LE QUOTIDIEN : Vous avez qualifié la nomination du Pr Agnès Buzyn au portefeuille de la Santé de « mauvais signal pour la médecine libérale ». Pourquoi cette critique immédiate ?
DR JEAN-PAUL ORTIZ : Le Pr Agnès Buzyn est une femme d'une intelligence remarquable, c'est indiscutable. Elle incarne l'élite de la médecine et je précise que j'ai déjà eu par le passé un bon dialogue avec elle. Mais elle a un parcours professionnel strictement centré sur l'activité hospitalo-universitaire. Elle connaît peu les problématiques de la médecine de ville et nous avons très mal vécu le fait qu'au collège de la Haute autorité de santé qu'elle présidait, dans sa nouvelle version, il n'y ait plus aucun médecin libéral. Auparavant, la profession avait toujours été représentée à la HAS, avec le Dr Claude Maffioli à l'époque, le Dr Jean-François Thébaut… Cela a été un signal politique très défavorable. Sans faire de procès d'intention, je suis inquiet et sceptique.
Tout de même, le retour d'un médecin expérimenté au ministère n'est-il pas un gage d'écoute de la profession dans les arbitrages à venir ?
Il y a une crise majeure de la médecine libérale. La priorité de la ministre doit être d'y répondre d'emblée et par tous les moyens. Or, quand je vois son profil exclusivement hospitalo-universitaire, je suis préoccupé. La profession va très mal. Est-ce que la ministre s'en rend compte ? Je ne vais pas lui tresser des lauriers, comme tout le monde, je lance un SOS. Je rappelle que des spécialités entières sont en train de disparaître en libéral. Je voudrais être certain qu'elle va tourner la page. Tout de même, nous sortons de cinq ans d'un conflit qui s'est enkysté ! Madame la ministre : en marche pour le changement, tout de suite ! C'est ça le message…
La CSMF a-t-elle fait barrage à la nomination du Dr Olivier Véran, ancien député socialiste et rapporteur de la loi de santé ?
Nous avons travaillé avec tout le monde et la CSMF n'a pas pris de position politique. Avant le premier tour, nous avions rencontré le Dr Olivier Véran, référent santé d'Emmanuel Macron, mais aussi Jean Leonetti et d'autres… Le Dr Véran était-il trop marqué par loi Touraine dont il a été le rapporteur ? Je ne sais pas. Il y a des orientations avec lesquelles nous étions en désaccord, c'est certain. Mais il n'y a pas eu de volonté de faire barrage.
Quels sont les gestes prioritaires que vous demandez à Agnès Buzyn pour renouer le dialogue ?

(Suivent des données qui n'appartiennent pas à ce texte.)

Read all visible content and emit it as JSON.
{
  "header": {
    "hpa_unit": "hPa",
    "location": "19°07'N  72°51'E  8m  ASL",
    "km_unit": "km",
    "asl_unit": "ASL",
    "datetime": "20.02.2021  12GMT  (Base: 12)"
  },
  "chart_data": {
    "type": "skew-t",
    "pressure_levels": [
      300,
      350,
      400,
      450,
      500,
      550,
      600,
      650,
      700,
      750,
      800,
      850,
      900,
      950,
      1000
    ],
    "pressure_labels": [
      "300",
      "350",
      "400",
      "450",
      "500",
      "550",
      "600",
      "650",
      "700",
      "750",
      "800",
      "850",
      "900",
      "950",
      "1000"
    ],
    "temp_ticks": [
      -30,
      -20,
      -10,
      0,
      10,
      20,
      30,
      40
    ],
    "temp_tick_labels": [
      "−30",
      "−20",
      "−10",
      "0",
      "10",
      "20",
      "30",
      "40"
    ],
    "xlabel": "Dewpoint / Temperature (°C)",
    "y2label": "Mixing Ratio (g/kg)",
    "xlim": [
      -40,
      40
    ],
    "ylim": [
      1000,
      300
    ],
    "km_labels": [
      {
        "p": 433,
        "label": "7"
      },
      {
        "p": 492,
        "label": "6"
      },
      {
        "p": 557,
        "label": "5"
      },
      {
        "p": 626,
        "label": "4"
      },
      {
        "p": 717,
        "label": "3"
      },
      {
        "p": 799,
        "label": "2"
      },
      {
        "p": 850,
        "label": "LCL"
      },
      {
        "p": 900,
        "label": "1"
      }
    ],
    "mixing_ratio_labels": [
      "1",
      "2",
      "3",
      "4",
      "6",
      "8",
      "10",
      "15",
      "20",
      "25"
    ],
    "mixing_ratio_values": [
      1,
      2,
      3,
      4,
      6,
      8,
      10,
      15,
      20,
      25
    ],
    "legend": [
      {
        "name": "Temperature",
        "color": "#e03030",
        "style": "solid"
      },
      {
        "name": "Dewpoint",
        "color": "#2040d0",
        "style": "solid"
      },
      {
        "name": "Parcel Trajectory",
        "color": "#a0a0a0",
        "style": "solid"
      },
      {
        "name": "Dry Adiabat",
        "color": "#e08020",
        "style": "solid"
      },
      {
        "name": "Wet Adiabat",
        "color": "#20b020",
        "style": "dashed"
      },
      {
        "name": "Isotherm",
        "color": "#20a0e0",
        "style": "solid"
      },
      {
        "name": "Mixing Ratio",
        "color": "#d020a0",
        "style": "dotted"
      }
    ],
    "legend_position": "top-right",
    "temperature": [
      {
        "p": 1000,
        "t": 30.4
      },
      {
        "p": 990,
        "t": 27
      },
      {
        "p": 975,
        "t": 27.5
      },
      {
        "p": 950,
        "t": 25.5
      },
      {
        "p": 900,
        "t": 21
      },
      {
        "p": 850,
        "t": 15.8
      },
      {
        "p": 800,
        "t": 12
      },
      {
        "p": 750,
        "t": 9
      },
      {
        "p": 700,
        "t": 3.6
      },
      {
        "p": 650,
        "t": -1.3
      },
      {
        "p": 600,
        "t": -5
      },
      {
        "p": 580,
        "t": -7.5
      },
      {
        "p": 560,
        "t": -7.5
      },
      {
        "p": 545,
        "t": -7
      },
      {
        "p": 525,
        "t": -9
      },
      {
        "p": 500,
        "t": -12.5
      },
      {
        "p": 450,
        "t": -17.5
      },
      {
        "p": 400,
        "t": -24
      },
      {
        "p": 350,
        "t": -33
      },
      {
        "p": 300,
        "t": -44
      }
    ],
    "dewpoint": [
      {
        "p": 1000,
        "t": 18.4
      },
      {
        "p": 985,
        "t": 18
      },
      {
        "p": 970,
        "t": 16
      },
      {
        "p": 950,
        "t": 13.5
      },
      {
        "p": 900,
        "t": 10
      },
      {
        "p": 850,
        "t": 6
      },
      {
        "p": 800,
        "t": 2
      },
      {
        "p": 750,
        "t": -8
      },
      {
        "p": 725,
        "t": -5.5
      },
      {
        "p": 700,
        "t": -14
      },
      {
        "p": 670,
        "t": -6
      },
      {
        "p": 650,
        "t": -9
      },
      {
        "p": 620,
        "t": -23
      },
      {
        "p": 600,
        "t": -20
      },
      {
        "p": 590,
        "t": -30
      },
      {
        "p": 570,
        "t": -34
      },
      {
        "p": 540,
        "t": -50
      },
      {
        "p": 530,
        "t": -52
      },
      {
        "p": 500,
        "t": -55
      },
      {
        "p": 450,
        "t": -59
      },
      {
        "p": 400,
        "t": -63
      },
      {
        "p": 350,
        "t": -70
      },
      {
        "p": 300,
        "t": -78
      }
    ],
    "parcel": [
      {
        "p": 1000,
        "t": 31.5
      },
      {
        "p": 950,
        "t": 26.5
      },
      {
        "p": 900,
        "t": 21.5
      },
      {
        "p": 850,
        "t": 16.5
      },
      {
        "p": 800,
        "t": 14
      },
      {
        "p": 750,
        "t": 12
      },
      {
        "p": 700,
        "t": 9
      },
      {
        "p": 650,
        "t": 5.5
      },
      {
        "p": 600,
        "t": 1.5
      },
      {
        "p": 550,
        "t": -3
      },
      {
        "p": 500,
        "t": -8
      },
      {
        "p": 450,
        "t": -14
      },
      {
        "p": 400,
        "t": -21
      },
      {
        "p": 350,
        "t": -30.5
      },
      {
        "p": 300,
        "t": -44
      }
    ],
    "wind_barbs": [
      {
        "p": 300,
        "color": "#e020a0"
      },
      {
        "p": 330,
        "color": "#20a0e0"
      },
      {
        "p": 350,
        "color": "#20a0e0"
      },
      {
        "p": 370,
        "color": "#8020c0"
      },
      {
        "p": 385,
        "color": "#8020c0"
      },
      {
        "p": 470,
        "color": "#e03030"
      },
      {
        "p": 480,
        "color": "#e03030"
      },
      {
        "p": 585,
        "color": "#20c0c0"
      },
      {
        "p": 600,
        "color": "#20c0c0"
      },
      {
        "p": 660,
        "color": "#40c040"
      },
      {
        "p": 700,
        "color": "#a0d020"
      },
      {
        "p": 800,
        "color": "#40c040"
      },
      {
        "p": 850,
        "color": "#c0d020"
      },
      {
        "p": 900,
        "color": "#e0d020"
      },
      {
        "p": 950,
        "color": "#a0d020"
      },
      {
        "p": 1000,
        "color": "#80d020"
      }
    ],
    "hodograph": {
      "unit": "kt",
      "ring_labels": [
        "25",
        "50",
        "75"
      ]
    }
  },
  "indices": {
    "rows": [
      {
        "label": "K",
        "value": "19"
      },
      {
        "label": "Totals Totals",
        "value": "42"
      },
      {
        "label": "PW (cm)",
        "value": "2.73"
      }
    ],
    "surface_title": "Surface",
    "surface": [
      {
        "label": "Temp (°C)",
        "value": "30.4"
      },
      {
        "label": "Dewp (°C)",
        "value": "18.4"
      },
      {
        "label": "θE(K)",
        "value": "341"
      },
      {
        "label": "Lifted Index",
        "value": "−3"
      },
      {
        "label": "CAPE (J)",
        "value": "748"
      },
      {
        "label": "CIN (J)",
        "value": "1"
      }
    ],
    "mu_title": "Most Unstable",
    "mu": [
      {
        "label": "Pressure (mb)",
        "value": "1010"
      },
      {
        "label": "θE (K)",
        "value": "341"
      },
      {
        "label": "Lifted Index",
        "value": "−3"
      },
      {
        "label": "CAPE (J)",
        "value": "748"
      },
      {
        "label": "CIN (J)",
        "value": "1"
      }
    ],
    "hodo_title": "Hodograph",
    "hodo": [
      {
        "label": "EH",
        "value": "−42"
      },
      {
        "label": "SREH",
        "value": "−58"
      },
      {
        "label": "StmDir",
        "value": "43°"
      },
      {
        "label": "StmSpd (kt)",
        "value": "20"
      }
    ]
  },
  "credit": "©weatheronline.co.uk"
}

On ne peut pas attendre. Je demande un premier geste majeur : la préparation immédiate d'une loi rectificative qui supprime le tiers payant généralisé obligatoire, y compris pour les patients à 100 %, et qui abroge également l'article 99 [de la loi Sécu 2017 Ndlr] autorisant le directeur de la CNAM à procéder unilatéralement à des baisses tarifaires sur l'imagerie. Il ne s'agit pas d'élaborer une nouvelle grande loi de santé mais de corriger les points de conflit. Le deuxième signal attendu concerne le cabinet d'Agnès Buzyn : il faudra que, parmi ses conseillers, quelqu'un ait les mains dans le cambouis de la médecine libérale...
Enfin, le PLFSS 2018 [projet de loi de financement de la Sécurité sociale] se prépare déjà ; nous jugerons sur pièces. Décide-t-on enfin, oui ou non, de prendre le virage ambulatoire ? Il ne s'agit plus d'en parler sans le faire, il faut le faire sans en parler ! Cela passe par des moyens alloués à la médecine de ville. Tous les économistes le reconnaissent : notre pays a un budget hospitalier hypertrophié et des soins de ville qui souffrent et n'ont pas les moyens de répondre aux défis du vieillissement, de la polypathologie et du maintien à domicile. Je demande un milliard d'euros pour la médecine libérale chaque année, soit cinq milliards sur le quinquennat.
Sous ces conditions, la CSMF pourrait-elle s'inscrire dans un nouveau partenariat avec l'exécutif ?
Avant toute chose, la ministre de la Santé devra renouer un vrai dialogue pour rétablir la confiance, qui ne se décrète pas mais se construit lentement, progressivement.